Reconnecting through missing chest panel

October 8, 2015
Robin K. Wright
Noted 19th century Haida carver Charles Edenshaw with the chest.

Noted 19th century Haida carver Charles Edenshaw with the chest. 
Photo: Canadian Museum of History, ca. 1890, 88926

The chest in this famous photograph of Haida artist Charles Edenshaw was exhibited at the Alaska Yukon Pacific Exposition in Seattle in 1909. After the fair, the chest was dismantled, and the lid, its two sides, and back went to the Smithsonian’s National Museum of Natural History, while the bear figure on the lid came to the Burke Museum. However, the chest’s front panel went missing, and hasn’t been found to this day.

In 2012, Christian White, Charles Edenshaw’s great-great-grandson, received a grant from the Burke’s Bill Holm Center for the Study of Northwest Coast Art. During his visit, White was inspired to recreate the missing chest panel. 
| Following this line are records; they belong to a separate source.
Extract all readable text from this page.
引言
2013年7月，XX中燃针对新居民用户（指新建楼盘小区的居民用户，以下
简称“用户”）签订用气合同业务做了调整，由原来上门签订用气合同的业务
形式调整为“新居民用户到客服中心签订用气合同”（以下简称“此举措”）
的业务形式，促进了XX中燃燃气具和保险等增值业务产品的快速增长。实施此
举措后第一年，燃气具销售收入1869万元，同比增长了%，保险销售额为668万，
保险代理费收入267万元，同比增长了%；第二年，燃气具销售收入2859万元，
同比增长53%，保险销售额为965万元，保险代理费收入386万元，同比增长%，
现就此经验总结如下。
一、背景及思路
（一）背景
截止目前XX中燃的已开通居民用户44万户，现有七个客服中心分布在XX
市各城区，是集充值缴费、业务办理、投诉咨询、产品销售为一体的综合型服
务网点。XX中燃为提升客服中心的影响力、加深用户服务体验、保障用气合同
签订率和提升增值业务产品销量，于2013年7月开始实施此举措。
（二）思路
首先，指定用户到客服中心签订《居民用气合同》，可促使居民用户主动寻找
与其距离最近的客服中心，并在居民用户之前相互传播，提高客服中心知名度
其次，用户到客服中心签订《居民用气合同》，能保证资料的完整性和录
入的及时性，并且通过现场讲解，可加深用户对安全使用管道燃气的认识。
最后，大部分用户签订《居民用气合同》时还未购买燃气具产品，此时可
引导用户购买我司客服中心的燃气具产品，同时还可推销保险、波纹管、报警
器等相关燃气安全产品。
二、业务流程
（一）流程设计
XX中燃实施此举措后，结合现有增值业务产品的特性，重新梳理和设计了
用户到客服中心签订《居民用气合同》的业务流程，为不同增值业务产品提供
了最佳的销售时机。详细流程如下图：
“It’s a very powerful feeling for me to be able to see these pieces, to be able to hold them. As I was carving this chest front I felt like I was reconnecting with my ancestor. I was thinking about the different steps that he had gone through to make this. It was like I had to re-invent that myself.” 

Christian White

Christian White, Charles Edenshaw’s great-great-grandson, displays the chest panel he was inspired to create.

Christian White, Charles Edenshaw’s great-great-grandson, displays the chest panel he was inspired to make. Argillite Chest Panel, 2013. Burke Museum #2014-15/1.
Photo: Burke Museum

Thanks to several generous donors, it is now a part of the Burke Museum’s collection and was displayed in the Here & Now: Native Artists Inspired exhibit celebrating the Bill Holm Center’s 10th anniversary and contemporary Northwest Native art.